Le deuxième chapitre, «Justice sociale», ne s’adresse pas aux larges masses de la population laborieuse, mais entretient bien plutôt la vieille illusion d’une ascension sans limites. Il ne prône pas la revendication socialiste d’égalité sociale, mais celle d’une «méritocratie juste avec une réelle égalité des chances». Il déplore que la «promesse de progrès de l’économie sociale de marché» ne soit plus d’actualité et exige: «La prospérité personnelle ne doit pas être une question d’origine sociale, mais doit être le résultat du travail assidu et de l’effort individuel.»
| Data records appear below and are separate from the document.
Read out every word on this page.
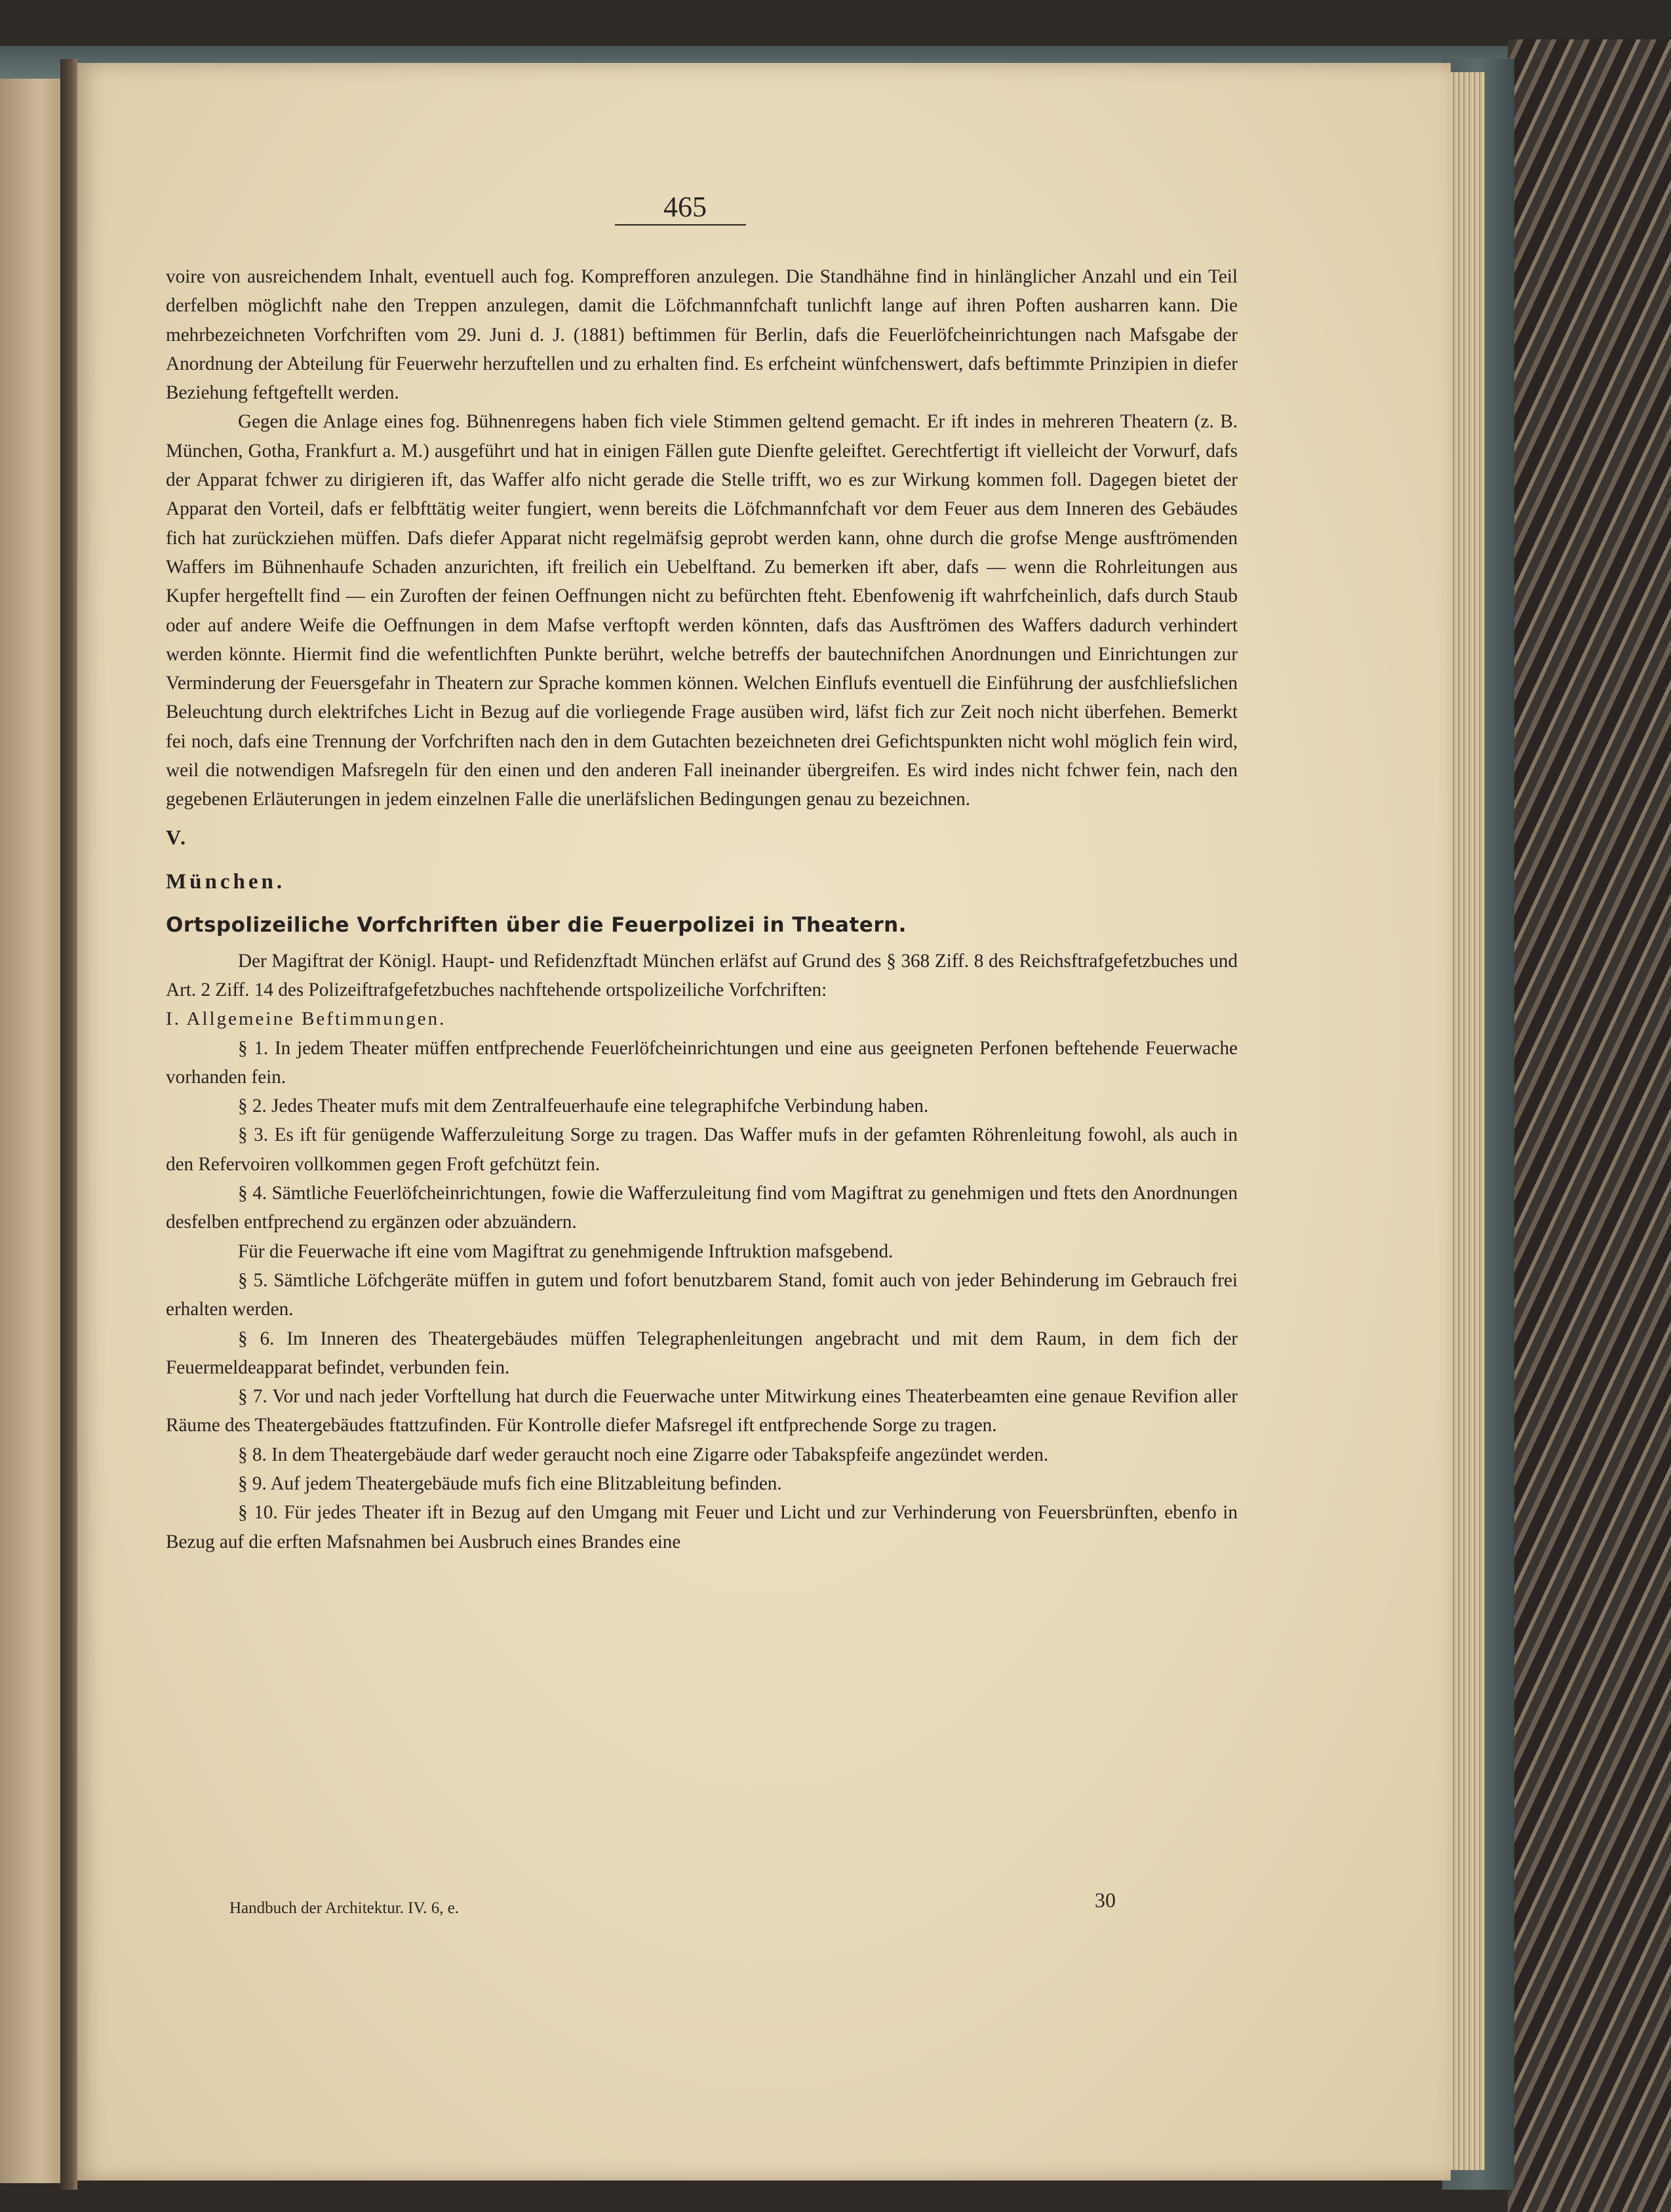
465

voire von ausreichendem Inhalt, eventuell auch fog. Komprefforen anzulegen. Die Standhähne find in hinlänglicher Anzahl und ein Teil derfelben möglichft nahe den Treppen anzulegen, damit die Löfchmannfchaft tunlichft lange auf ihren Poften ausharren kann. Die mehrbezeichneten Vorfchriften vom 29. Juni d. J. (1881) beftimmen für Berlin, dafs die Feuerlöfcheinrichtungen nach Mafsgabe der Anordnung der Abteilung für Feuerwehr herzuftellen und zu erhalten find. Es erfcheint wünfchenswert, dafs beftimmte Prinzipien in diefer Beziehung feftgeftellt werden.

Gegen die Anlage eines fog. Bühnenregens haben fich viele Stimmen geltend gemacht. Er ift indes in mehreren Theatern (z. B. München, Gotha, Frankfurt a. M.) ausgeführt und hat in einigen Fällen gute Dienfte geleiftet. Gerechtfertigt ift vielleicht der Vorwurf, dafs der Apparat fchwer zu dirigieren ift, das Waffer alfo nicht gerade die Stelle trifft, wo es zur Wirkung kommen foll. Dagegen bietet der Apparat den Vorteil, dafs er felbfttätig weiter fungiert, wenn bereits die Löfchmannfchaft vor dem Feuer aus dem Inneren des Gebäudes fich hat zurückziehen müffen. Dafs diefer Apparat nicht regelmäfsig geprobt werden kann, ohne durch die grofse Menge ausftrömenden Waffers im Bühnenhaufe Schaden anzurichten, ift freilich ein Uebelftand. Zu bemerken ift aber, dafs — wenn die Rohrleitungen aus Kupfer hergeftellt find — ein Zuroften der feinen Oeffnungen nicht zu befürchten fteht. Ebenfowenig ift wahrfcheinlich, dafs durch Staub oder auf andere Weife die Oeffnungen in dem Mafse verftopft werden könnten, dafs das Ausftrömen des Waffers dadurch verhindert werden könnte. Hiermit find die wefentlichften Punkte berührt, welche betreffs der bautechnifchen Anordnungen und Einrichtungen zur Verminderung der Feuersgefahr in Theatern zur Sprache kommen können. Welchen Einflufs eventuell die Einführung der ausfchliefslichen Beleuchtung durch elektrifches Licht in Bezug auf die vorliegende Frage ausüben wird, läfst fich zur Zeit noch nicht überfehen. Bemerkt fei noch, dafs eine Trennung der Vorfchriften nach den in dem Gutachten bezeichneten drei Gefichtspunkten nicht wohl möglich fein wird, weil die notwendigen Mafsregeln für den einen und den anderen Fall ineinander übergreifen. Es wird indes nicht fchwer fein, nach den gegebenen Erläuterungen in jedem einzelnen Falle die unerläfslichen Bedingungen genau zu bezeichnen.

V.

München.

Ortspolizeiliche Vorfchriften über die Feuerpolizei in Theatern.

Der Magiftrat der Königl. Haupt- und Refidenzftadt München erläfst auf Grund des § 368 Ziff. 8 des Reichsftrafgefetzbuches und Art. 2 Ziff. 14 des Polizeiftrafgefetzbuches nachftehende ortspolizeiliche Vorfchriften:

I. Allgemeine Beftimmungen.

§ 1. In jedem Theater müffen entfprechende Feuerlöfcheinrichtungen und eine aus geeigneten Perfonen beftehende Feuerwache vorhanden fein.

§ 2. Jedes Theater mufs mit dem Zentralfeuerhaufe eine telegraphifche Verbindung haben.

§ 3. Es ift für genügende Wafferzuleitung Sorge zu tragen. Das Waffer mufs in der gefamten Röhrenleitung fowohl, als auch in den Refervoiren vollkommen gegen Froft gefchützt fein.

§ 4. Sämtliche Feuerlöfcheinrichtungen, fowie die Wafferzuleitung find vom Magiftrat zu genehmigen und ftets den Anordnungen desfelben entfprechend zu ergänzen oder abzuändern.

Für die Feuerwache ift eine vom Magiftrat zu genehmigende Inftruktion mafsgebend.

§ 5. Sämtliche Löfchgeräte müffen in gutem und fofort benutzbarem Stand, fomit auch von jeder Behinderung im Gebrauch frei erhalten werden.

§ 6. Im Inneren des Theatergebäudes müffen Telegraphenleitungen angebracht und mit dem Raum, in dem fich der Feuermeldeapparat befindet, verbunden fein.

§ 7. Vor und nach jeder Vorftellung hat durch die Feuerwache unter Mitwirkung eines Theaterbeamten eine genaue Revifion aller Räume des Theatergebäudes ftattzufinden. Für Kontrolle diefer Mafsregel ift entfprechende Sorge zu tragen.

§ 8. In dem Theatergebäude darf weder geraucht noch eine Zigarre oder Tabakspfeife angezündet werden.

§ 9. Auf jedem Theatergebäude mufs fich eine Blitzableitung befinden.

§ 10. Für jedes Theater ift in Bezug auf den Umgang mit Feuer und Licht und zur Verhinderung von Feuersbrünften, ebenfo in Bezug auf die erften Mafsnahmen bei Ausbruch eines Brandes eine

Handbuch der Architektur. IV. 6, e.	30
Derrière ce programme d'illusions petites-bourgeoises se cache une politique nationaliste et militariste.

Le chapitre «Paix» est un plaidoyer à peine voilé en faveur de la guerre et du réarmement. Il s’oppose bien à «la résolution des conflits par des moyens militaires», mais avant tout parce que de telles opérations se déroulent actuellement principalement dans le cadre de l’alliance de l’OTAN dominée par les États-Unis.

Si le réarmement sert les intérêts allemands, le parti de Wagenknecht est pour. « La Bundeswehr (armée allemande) a pour mission de défendre notre pays », indique le manifeste. « Elle doit être adéquatement équipée pour cette tâche ». Il préconise «une politique confiante, qui […] repose sur l’idée que les intérêts américains sont parfois très différents des nôtres». L’objectif est «une Europe indépendante de démocraties souveraines dans un monde multipolaire», qui empêche l’Europe d’être écrasée «entre les États-Unis et le nouveau bloc de puissance autour de la Chine et de la Russie ».
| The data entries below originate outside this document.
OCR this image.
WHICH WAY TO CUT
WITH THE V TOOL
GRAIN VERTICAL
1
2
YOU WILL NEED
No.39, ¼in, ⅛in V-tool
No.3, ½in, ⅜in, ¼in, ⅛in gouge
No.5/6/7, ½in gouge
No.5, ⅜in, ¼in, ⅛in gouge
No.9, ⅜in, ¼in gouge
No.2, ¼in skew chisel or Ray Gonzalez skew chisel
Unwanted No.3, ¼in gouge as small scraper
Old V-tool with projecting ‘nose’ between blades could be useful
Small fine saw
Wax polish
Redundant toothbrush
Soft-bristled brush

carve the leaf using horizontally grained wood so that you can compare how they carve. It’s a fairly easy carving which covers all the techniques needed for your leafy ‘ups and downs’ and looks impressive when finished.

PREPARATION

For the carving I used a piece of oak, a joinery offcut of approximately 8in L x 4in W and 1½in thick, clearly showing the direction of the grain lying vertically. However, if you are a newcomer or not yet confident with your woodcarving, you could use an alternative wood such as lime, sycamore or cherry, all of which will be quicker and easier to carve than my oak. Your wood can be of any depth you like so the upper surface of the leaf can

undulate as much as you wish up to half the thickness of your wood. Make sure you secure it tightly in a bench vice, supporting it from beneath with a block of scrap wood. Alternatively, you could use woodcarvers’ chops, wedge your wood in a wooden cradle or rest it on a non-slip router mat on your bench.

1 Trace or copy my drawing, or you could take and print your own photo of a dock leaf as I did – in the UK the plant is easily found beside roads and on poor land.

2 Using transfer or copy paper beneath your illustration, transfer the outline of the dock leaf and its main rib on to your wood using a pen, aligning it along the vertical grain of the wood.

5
Interrogée à la conférence de presse sur le conflit au Moyen-Orient, Wagenknecht a soutenu la guerre génocidaire menée par Israël contre les Palestiniens. «Bien entendu, Israël a le droit de se défendre contre les attaques brutales du Hamas», a-t-elle déclaré. «Quiconque doté d’une pensée rationnelle ne peut voir les choses différemment.»
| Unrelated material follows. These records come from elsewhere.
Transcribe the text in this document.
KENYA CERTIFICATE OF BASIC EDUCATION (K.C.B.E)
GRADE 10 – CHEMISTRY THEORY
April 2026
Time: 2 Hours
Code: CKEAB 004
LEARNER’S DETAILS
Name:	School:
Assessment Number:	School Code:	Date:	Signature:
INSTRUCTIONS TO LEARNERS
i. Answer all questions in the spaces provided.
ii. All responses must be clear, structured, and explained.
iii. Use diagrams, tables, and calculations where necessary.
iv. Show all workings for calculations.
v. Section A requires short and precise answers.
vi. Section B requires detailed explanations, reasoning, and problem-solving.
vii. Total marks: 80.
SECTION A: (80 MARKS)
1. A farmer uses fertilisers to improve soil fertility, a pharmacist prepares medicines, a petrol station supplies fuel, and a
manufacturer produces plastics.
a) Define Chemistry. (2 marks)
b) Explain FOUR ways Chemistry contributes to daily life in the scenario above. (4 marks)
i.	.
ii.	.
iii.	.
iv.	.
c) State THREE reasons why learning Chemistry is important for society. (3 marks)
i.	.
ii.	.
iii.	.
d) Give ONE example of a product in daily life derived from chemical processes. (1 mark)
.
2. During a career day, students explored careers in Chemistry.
Cependant, elle craint que le conflit ne continue de s’intensifier et espère «qu’une action plus réfléchie prévaudra». Pour justifier son espoir, elle a évoqué des déclarations du président américain Joe Biden, qui a assuré le gouvernement israélien de son plein soutien et a déjà envoyé deux porte-avions dans la région pour étendre la guerre en visant l'Iran.

Le dernier chapitre du manifeste, «Liberté», se compose de deux paragraphes, tous deux dirigés contre les libertés démocratiques.

Le premier met en garde contre la menace pour la liberté que représentent la «Culture de l’effacement» et «l’autoritarisme politique qui prétend éduquer les gens et réglementer leur mode de vie ou leur langage». Mais il ne mentionne pas le réarmement massif de la police et de l’appareil sécuritaire, pour la simple raison que Wagenknecht, comme le Parti de gauche, soutient le renforcement de la police.

Le second paragraphe est dirigé contre les réfugiés et les migrants. La «coexistence de différentes cultures» pouvait bien être «un enrichissement». Mais, cela ne valait que «tant que l’afflux reste limité à un ordre de grandeur qui ne submerge pas notre pays et ses infrastructures». La migration n’était «pas la solution au problème de la pauvreté dans notre monde».

À la conférence de presse, Wagenknecht s’est montrée encore plus explicite. « L'immigration incontrôlée sous le couvert de l'asile doit être stoppée à tout prix car elle submerge complètement notre pays», a-t-elle expliqué, faisant des réfugiés le bouc émissaire de la crise sociale. Compte tenu du manque de logements, d’enseignants et d’éducateurs, il était totalement irresponsable d’autoriser l’immigration.

Cela montre particulièrement clairement l'orientation du parti. Il ne déclare pas la guerre à l’oligarchie financière et aux bureaucrates, mais aux réfugiés! Wagenknecht ne veut pas arrêter les guerres brutales ni mettre fin à la pauvreté, mais veut au contraire diriger l’opposition vers les tendances de droite et nationalistes. Pour ce faire, elle espère mobiliser les petits patrons et les indépendants qui sont laminés par la pression du marché mondial.

Les travailleurs doivent rejeter fermement ce projet répugnant. La seule façon de lutter contre la guerre et les inégalités est de construire un mouvement international contre le capitalisme. C’est cette perspective que représentent le Comité international de la Quatrième Internationale et sa section allemande, le Sozialistische Gleichheitspartei (SGP – Parti de l'égalité socialiste).